Gilberto Freyre, como num papo de alpendre

Esqueça por um instante a grandeza de Gilberto Freyre, um dos mais influentes pensadores brasileiros de todos os tempos. É bem difícil esquecer isso… mas o importante é que mesmo os grandes nomes da literatura brasileira não falam profundamente o tempo todo (ainda que até nas pequenas coisas e sem pompa nenhuma esses gênios alcancem profundidades). O caso é que o livro Perfil de Euclides e outros perfis (Global Editora) a gente lê como se estivesse sentado num alpendre, no fim de tarde mais gostoso que puder imaginar, ouvindo grandes histórias como se fossem meras curiosidades.

Por exemplo no perfil do poeta Manuel Bandeira. Os dois foram muito amigos, ambos nasceram no Recife, e a correspondência entre eles até rendeu o importante livro Cartas provincianas (Global Editora), a partir de um detalhado estudo da pesquisadora Silvana Morelli Dias.

Nessa habilidosa prosa de Freyre encontramos a história de um dos mais importantes poemas da obra de Bandeira. E, quando conta a história desse poema, Freyre revela muito sobre o próprio poeta e sobre si mesmo. A seguir, um trecho:

O admirador tem sempre alguma coisa de gato – aquela manha já célebre do gato, que parece estar somente agradando, afagando e fazendo festa à pessoa amada, quando na verdade está é se aproveitando dela para alisar o próprio pelo. Não me julgo exceção à regra geral. Conjugo o verbo “admirar” como todos os admiradores: aproveitando-me um pouco da glória da pessoa admirada; convencendo-me de que a admiro por causa das semelhanças, das afinidades, dos pontos de contato agradáveis. A mesma técnica voluptuosa do gato.

Sucede, no caso, que o poema em certo sentido mais brasileiro de Manuel Bandeira – “Evocação do Recife” – ele o escreveu porque eu pedi que ele o escrevesse. O poeta estranhou a princípio o pedido do provinciano. Estranhou que alguém lhe encomendasse um poema para uma edição especial de jornal como quem encomenda um pudim ou uma sobremesa para uma festa de bodas de ouro. Não estava acostumado – me escreveu de Santa Teresa – a encomendas dessas. Parece que teve vontade de não escrever poema nenhum para tal edição – que se tornou depois o Livro do Nordeste, organizado em 1925 para comemorar o primeiro centenário do Diário de Pernambuco. Mas um belo dia recebi “Evocação do Recife”.

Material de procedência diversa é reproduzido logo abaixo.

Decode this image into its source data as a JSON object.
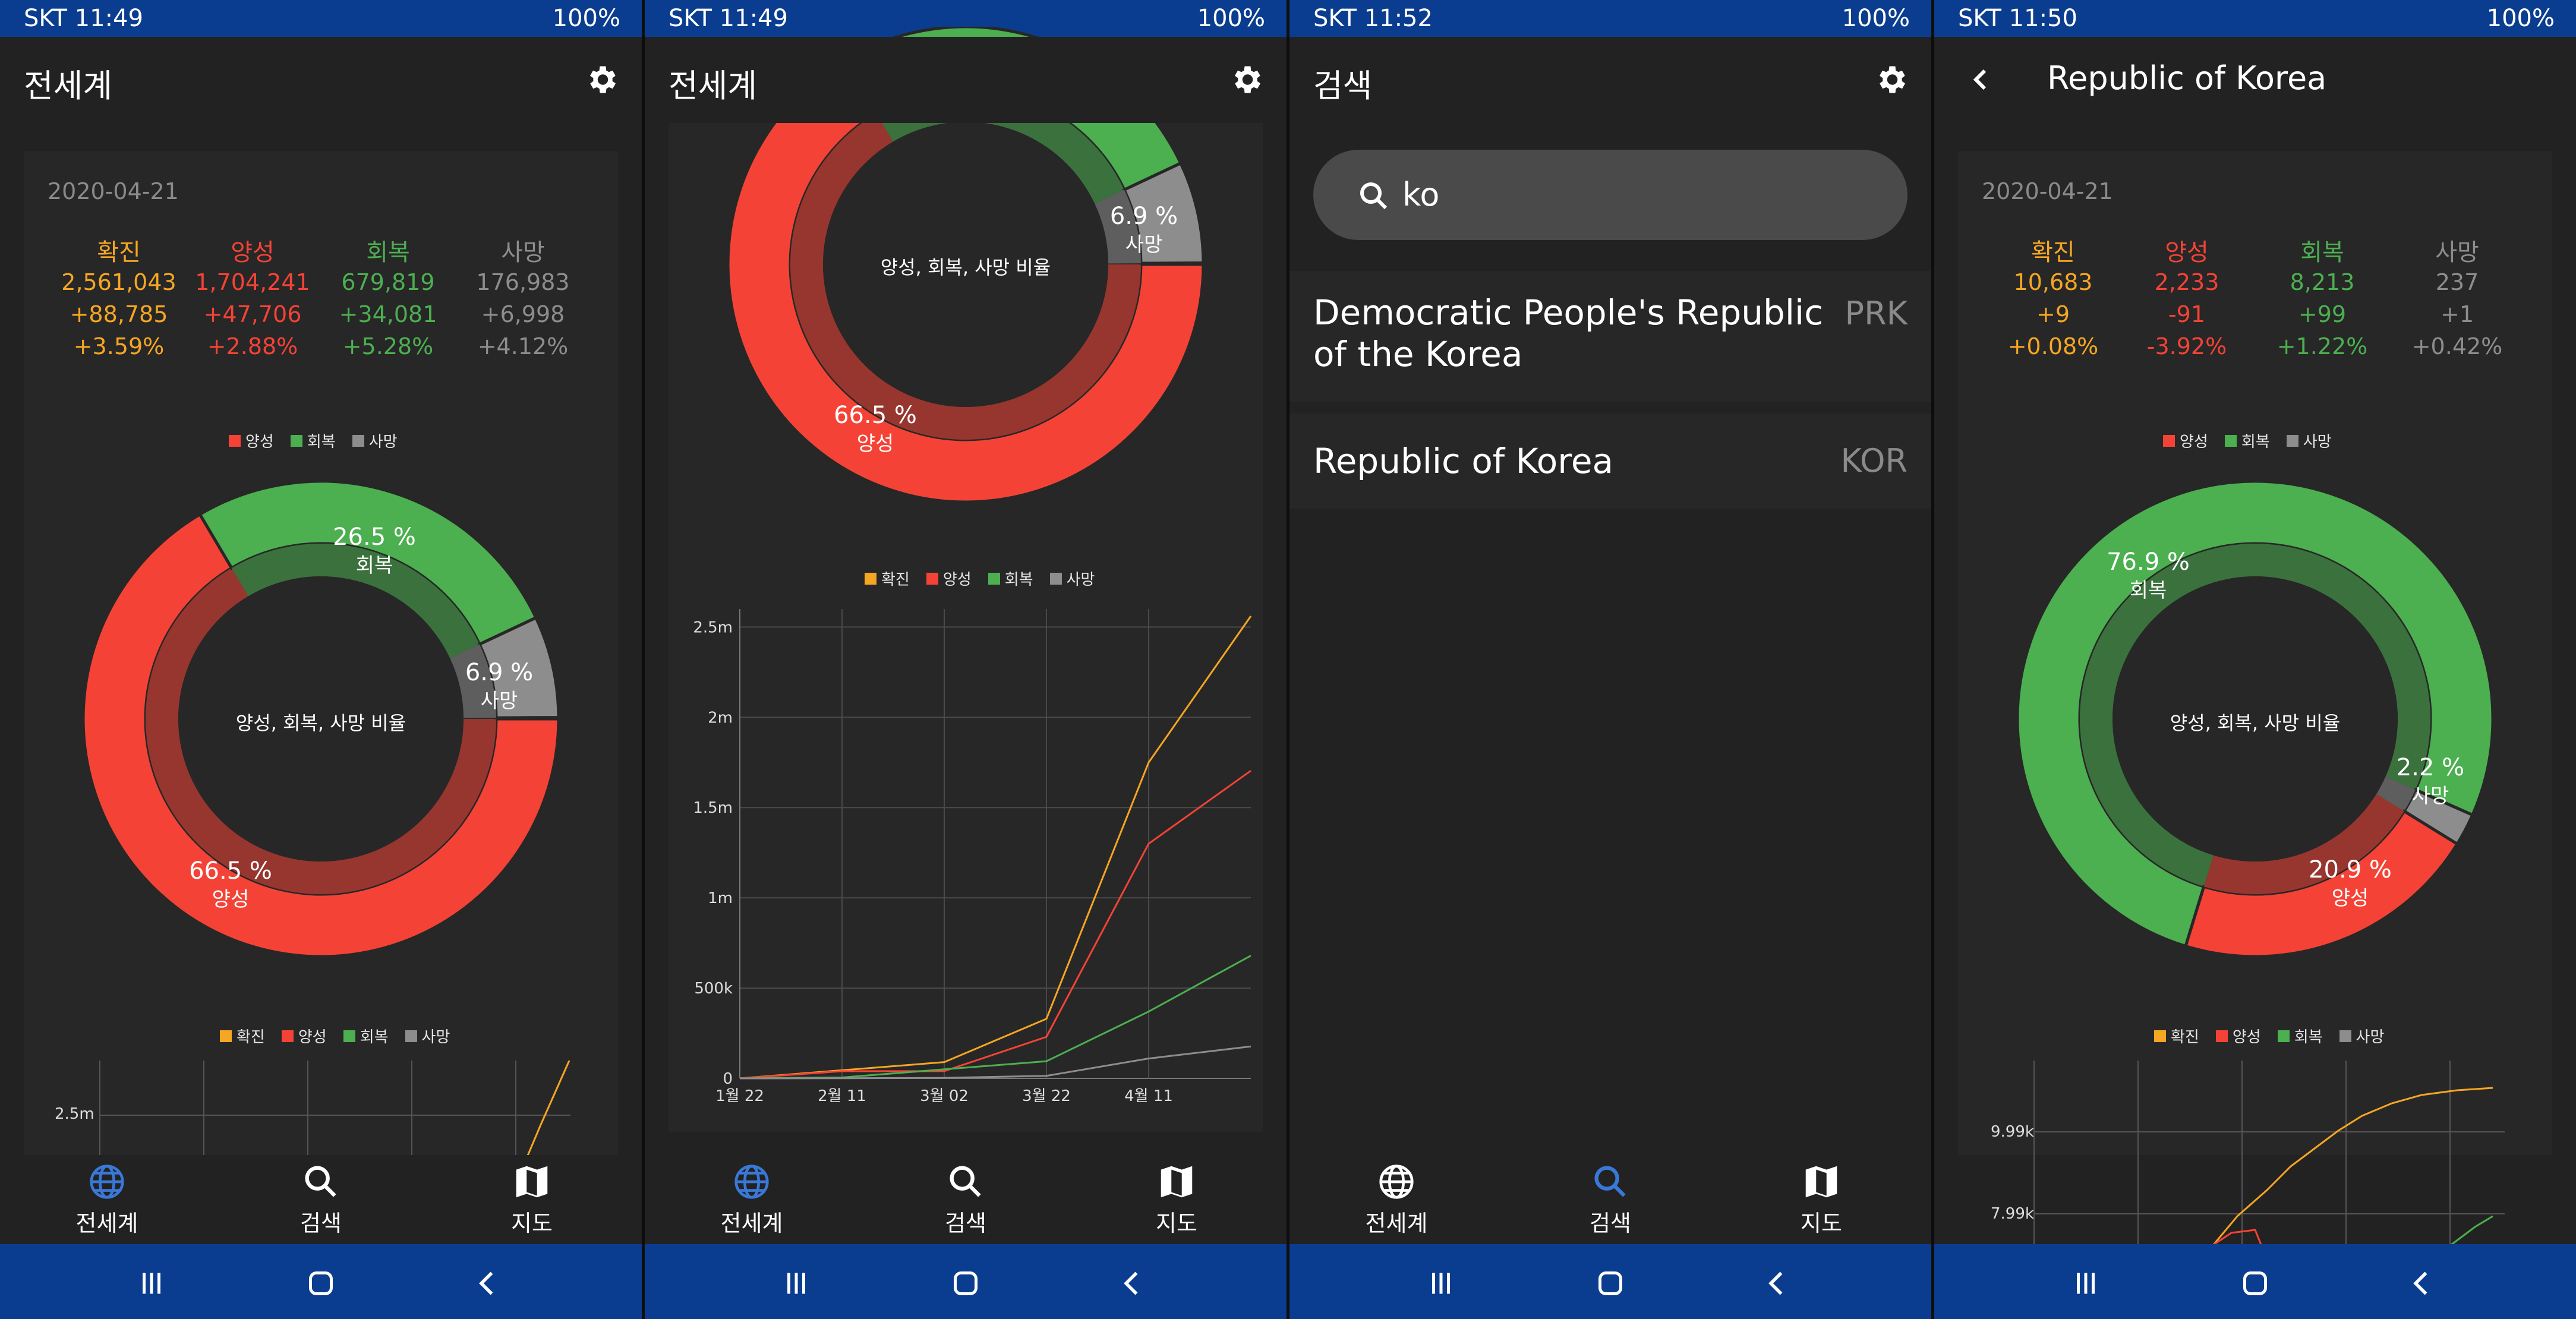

Nesse tempo eu não conhecia pessoalmente Manuel Bandeira. Só de nome. Nem mesmo de retrato. E dos seus poemas – apenas uns três ou quatro. Entre eles, “Os sinos”, que até aprendi de cor:

Sino da Paixão

Bate bão-bão-bão.

Nossa amizade começou por carta. Começou com a carta que um dia recebi dele; que li com uma alegria enorme e que devo ter guardada entre os meus papéis mais queridos. Era uma carta cheia de simpatia pelos artigos meio líricos que eu andava então escrevendo no Diário de Pernambuco, num português ainda mais perro que o de hoje, português de quem tinha saído daqui quase menino para voltar homem feito, depois de cinco anos maciços de língua inglesa. Artigos sobre coisas de Pernambuco, do Recife, do Norte. Sobre a paisagem, sobre os nomes de rua, sobre a cozinha tradicional do norte do Brasil.